We are inundated with messages. Exposure to a message on a television, phone or computer screen is all it takes for some people to believe it. Once this happens, regardless of facts or evidence, it’s difficult to convince someone that they are wrong.
Why does a white male billionaire, president of the United States, by most measures, the most powerful man in the world, want his citizens to be afraid of Mexican immigrants? These are some of the most vulnerable, least powerful people in society with little voice and limited legal leverage. How can a group with so little political power pose a threat to Trump and the richest most powerful country? Yes, some immigrants entered the country illegally. People are obviously free to oppose any and all legal immigration or path to citizenship, but why spend so much energy to dehumanize and demonize immigrants from Mexico?
Trump exaggerates and mischaracterizes immigrants because Trump needs people to feel afraid of and threatened by Mexicans, Muslims, Democrats, Republicans, black NFL athletes, war with North Korea, war with Iran and each other and whatever else.
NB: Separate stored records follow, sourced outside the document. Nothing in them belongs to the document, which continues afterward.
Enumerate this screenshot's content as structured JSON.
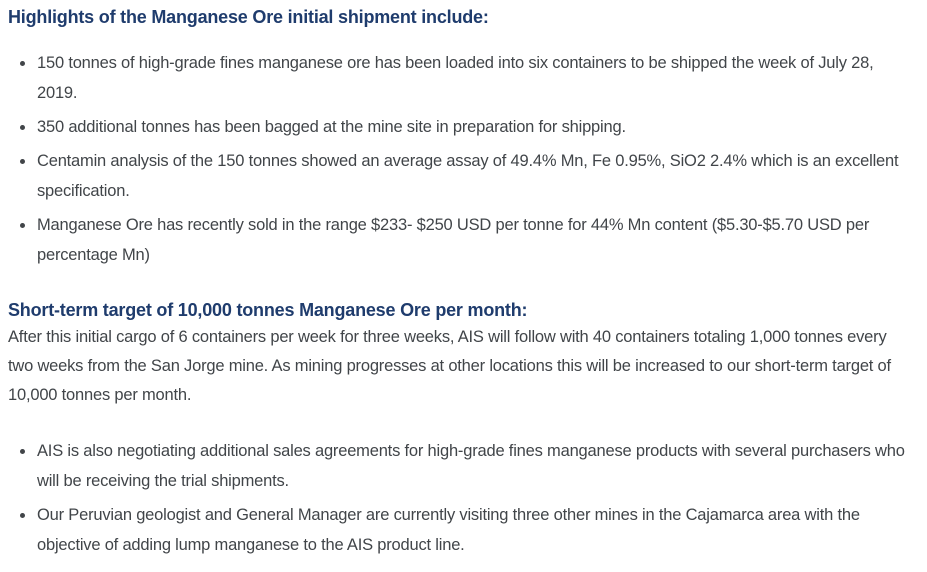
{
  "colors": {
    "heading": "#1f3c6d",
    "body_text": "#414549",
    "background": "#ffffff"
  },
  "section1": {
    "heading": "Highlights of the Manganese Ore initial shipment include:",
    "bullets": [
      "150 tonnes of high-grade fines manganese ore has been loaded into six containers to be shipped the week of July 28, 2019.",
      "350 additional tonnes has been bagged at the mine site in preparation for shipping.",
      "Centamin analysis of the 150 tonnes showed an average assay of 49.4% Mn, Fe 0.95%, SiO2 2.4% which is an excellent specification.",
      "Manganese Ore has recently sold in the range $233- $250 USD per tonne for 44% Mn content ($5.30-$5.70 USD per percentage Mn)"
    ]
  },
  "section2": {
    "heading": "Short-term target of 10,000 tonnes Manganese Ore per month:",
    "paragraph": "After this initial cargo of 6 containers per week for three weeks, AIS will follow with 40 containers totaling 1,000 tonnes every two weeks from the San Jorge mine. As mining progresses at other locations this will be increased to our short-term target of 10,000 tonnes per month.",
    "bullets": [
      "AIS is also negotiating additional sales agreements for high-grade fines manganese products with several purchasers who will be receiving the trial shipments.",
      "Our Peruvian geologist and General Manager are currently visiting three other mines in the Cajamarca area with the objective of adding lump manganese to the AIS product line."
    ]
  }
}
It is in Trump’s best interest to cultivate ignorance and fear because when people are afraid, they are more likely to be obedient and unquestioning. As long Americans are overwhelmed by fear, they will remain too distracted by imaginary boogie men to demand real changes to a system plagued by complex issues that actually exist and require compromise, effort and sacrifice to solve. Changes to the system could become a threat to Trump’s power. He is less likely to be removed from office or face political challenges as long the U.S. is in continual crisis. White male billionaires are doing just fine with the status quo. As long as Trump keeps the government broken and maintains anger against the government, nothing will change.
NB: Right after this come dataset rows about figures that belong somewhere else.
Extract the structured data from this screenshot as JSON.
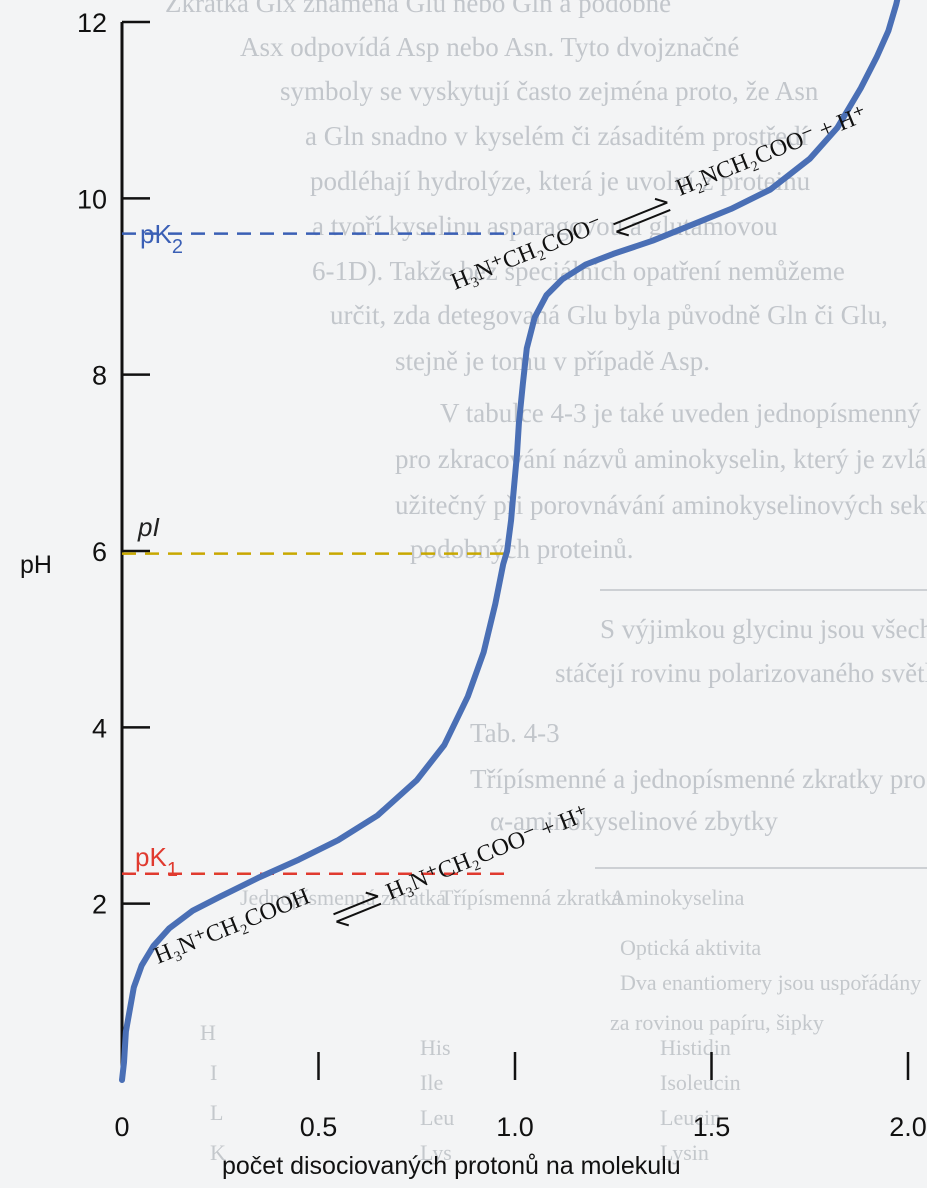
{
  "background_text": {
    "lines": [
      "Zkratka Glx znamená Glu nebo Gln a podobně",
      "Asx odpovídá Asp nebo Asn. Tyto dvojznačné",
      "symboly se vyskytují často zejména proto, že Asn",
      "a Gln snadno v kyselém či zásaditém prostředí",
      "podléhají hydrolýze, která je uvolní z proteinu",
      "a tvoří kyselinu asparagovou a glutamovou",
      "6-1D). Takže bez speciálních opatření nemůžeme",
      "určit, zda detegovaná Glu byla původně Gln či Glu,",
      "stejně je tomu v případě Asp.",
      "V tabulce 4-3 je také uveden jednopísmenný kód",
      "pro zkracování názvů aminokyselin, který je zvlášť",
      "užitečný při porovnávání aminokyselinových sekvencí",
      "podobných proteinů.",
      "S výjimkou glycinu jsou všechny aminokyseliny izolované",
      "stáčejí rovinu polarizovaného světla (viz dále).",
      "Tab. 4-3",
      "Třípísmenné a jednopísmenné zkratky pro základní",
      "α-aminokyselinové zbytky",
      "Aminokyselina",
      "Třípísmenná zkratka",
      "Jednopísmenná zkratka",
      "Optická aktivita",
      "Dva enantiomery jsou uspořádány okolo atomu",
      "za rovinou papíru, šipky",
      "Histidin",
      "His",
      "H",
      "Isoleucin",
      "Ile",
      "I",
      "Leucin",
      "Leu",
      "L",
      "Lysin",
      "Lys",
      "K"
    ]
  },
  "chart_data": {
    "type": "line",
    "title": "",
    "xlabel": "počet disociovaných protonů na molekulu",
    "ylabel": "pH",
    "xlim": [
      0,
      2.0
    ],
    "ylim": [
      0,
      12
    ],
    "x_ticks": [
      "0",
      "0.5",
      "1.0",
      "1.5",
      "2.0"
    ],
    "y_ticks": [
      "2",
      "4",
      "6",
      "8",
      "10",
      "12"
    ],
    "series": [
      {
        "color": "#4a6fb5",
        "x": [
          0,
          0.005,
          0.01,
          0.03,
          0.05,
          0.08,
          0.12,
          0.18,
          0.25,
          0.35,
          0.45,
          0.55,
          0.65,
          0.75,
          0.82,
          0.88,
          0.92,
          0.95,
          0.97,
          0.98,
          0.99,
          0.995,
          1.0,
          1.005,
          1.01,
          1.02,
          1.03,
          1.05,
          1.08,
          1.12,
          1.18,
          1.25,
          1.35,
          1.45,
          1.55,
          1.65,
          1.75,
          1.82,
          1.88,
          1.92,
          1.95,
          1.97,
          1.985,
          1.995
        ],
        "y": [
          0.0,
          0.2,
          0.55,
          1.05,
          1.3,
          1.52,
          1.72,
          1.92,
          2.08,
          2.3,
          2.5,
          2.72,
          3.0,
          3.4,
          3.8,
          4.35,
          4.85,
          5.4,
          5.85,
          6.0,
          6.35,
          6.6,
          6.85,
          7.1,
          7.45,
          7.9,
          8.3,
          8.65,
          8.9,
          9.08,
          9.25,
          9.37,
          9.52,
          9.7,
          9.88,
          10.1,
          10.45,
          10.8,
          11.25,
          11.6,
          11.9,
          12.2,
          12.5,
          12.75
        ]
      }
    ],
    "pK1": {
      "label": "pK",
      "sub": "1",
      "value": 2.34,
      "color": "#e03a2f"
    },
    "pI": {
      "label": "pI",
      "value": 5.97,
      "color": "#c8a800"
    },
    "pK2": {
      "label": "pK",
      "sub": "2",
      "value": 9.6,
      "color": "#3a5fb5"
    },
    "species": [
      {
        "text": "H₃N⁺CH₂COOH"
      },
      {
        "text": "H₃N⁺CH₂COO⁻ + H⁺"
      },
      {
        "text": "H₃N⁺CH₂COO⁻"
      },
      {
        "text": "H₂NCH₂COO⁻ + H⁺"
      }
    ]
  }
}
Fear makes it easier to dismantle government. For proponents of deregulation, the zombie apocalypse of “The Walking Dead” is the ultimate Ayn Rand wet dream. It’s the epitome of a free market economy, a world free of government interference and red tape. The selfish can do as they please. Everyone is free to get away with as much as they choose. The population not only possess massive quantities of military style weaponry; their survival depends on it. There is no government supported health care or social safety net.
Trump has yet to build his “beautiful” border wall, but he was correct when he said, “Nobody builds walls better than me.” He has succeeded in building countless miles of virtual walls, which isolate people from one another. We now exist within virtual walled realities, isolated by ideology, motivated by fear and anger. In the postmodern, mass media age, computer algorithms and self-selection allow us to feed our ideology exclusively with information that supports our personal world view.
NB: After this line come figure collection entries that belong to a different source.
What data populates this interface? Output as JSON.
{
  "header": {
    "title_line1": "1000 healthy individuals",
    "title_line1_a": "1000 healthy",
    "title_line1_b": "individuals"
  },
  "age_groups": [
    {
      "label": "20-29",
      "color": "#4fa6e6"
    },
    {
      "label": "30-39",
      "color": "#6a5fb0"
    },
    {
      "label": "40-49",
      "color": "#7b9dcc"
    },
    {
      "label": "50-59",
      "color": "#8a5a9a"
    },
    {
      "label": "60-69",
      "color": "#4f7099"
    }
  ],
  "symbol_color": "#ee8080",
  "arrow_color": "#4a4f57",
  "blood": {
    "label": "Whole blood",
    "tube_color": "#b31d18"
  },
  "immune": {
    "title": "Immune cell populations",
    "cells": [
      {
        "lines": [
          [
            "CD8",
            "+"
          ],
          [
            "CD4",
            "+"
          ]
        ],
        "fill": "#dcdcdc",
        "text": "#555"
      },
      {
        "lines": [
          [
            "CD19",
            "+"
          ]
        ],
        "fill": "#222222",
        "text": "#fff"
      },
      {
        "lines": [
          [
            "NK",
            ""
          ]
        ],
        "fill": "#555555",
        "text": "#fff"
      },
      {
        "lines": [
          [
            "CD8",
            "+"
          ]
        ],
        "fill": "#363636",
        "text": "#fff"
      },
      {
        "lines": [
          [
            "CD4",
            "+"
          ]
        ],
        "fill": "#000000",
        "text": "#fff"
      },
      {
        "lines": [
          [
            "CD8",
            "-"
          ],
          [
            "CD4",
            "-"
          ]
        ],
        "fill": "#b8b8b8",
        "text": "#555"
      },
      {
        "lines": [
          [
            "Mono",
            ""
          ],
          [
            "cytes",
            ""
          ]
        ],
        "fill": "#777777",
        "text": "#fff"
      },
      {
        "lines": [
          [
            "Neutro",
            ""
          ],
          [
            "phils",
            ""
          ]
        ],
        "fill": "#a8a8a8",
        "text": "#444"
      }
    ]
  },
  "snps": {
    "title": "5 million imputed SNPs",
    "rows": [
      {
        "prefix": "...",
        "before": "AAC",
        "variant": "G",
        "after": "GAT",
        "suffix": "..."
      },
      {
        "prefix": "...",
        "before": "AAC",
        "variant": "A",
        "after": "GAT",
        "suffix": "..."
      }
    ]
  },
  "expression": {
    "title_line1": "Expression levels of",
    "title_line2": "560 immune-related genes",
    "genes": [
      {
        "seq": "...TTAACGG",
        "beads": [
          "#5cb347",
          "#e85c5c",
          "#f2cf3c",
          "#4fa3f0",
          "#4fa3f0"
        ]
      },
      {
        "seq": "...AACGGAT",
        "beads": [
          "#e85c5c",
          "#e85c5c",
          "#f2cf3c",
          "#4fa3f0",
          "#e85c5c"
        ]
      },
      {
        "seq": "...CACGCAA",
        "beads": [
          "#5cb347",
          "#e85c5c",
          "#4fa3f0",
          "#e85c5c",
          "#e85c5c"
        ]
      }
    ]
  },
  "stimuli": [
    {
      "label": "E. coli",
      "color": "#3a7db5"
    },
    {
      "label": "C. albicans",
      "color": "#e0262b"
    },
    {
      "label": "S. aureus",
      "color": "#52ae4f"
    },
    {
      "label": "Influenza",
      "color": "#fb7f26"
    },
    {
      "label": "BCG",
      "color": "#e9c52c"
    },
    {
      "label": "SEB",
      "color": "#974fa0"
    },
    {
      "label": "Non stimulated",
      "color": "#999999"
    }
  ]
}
Unless Trump attempts overthrow the U.S. Government, or unless we all die in a nuclear war, he will eventually be gone. All of the division he is sowing will remain long after. It will be difficult to regain the ability to appreciate and tolerate other points of view. It will be more difficult to live with empathy. Resisting the temptation to use labels and numbers to dehumanize those whose politics and opinions we despise will never be easy, but it’s worth the effort.
Americans will always have disagreements, but we need to stop turning each other into zombies. This is our U.S. zombie problem, and we have to solve it to survive.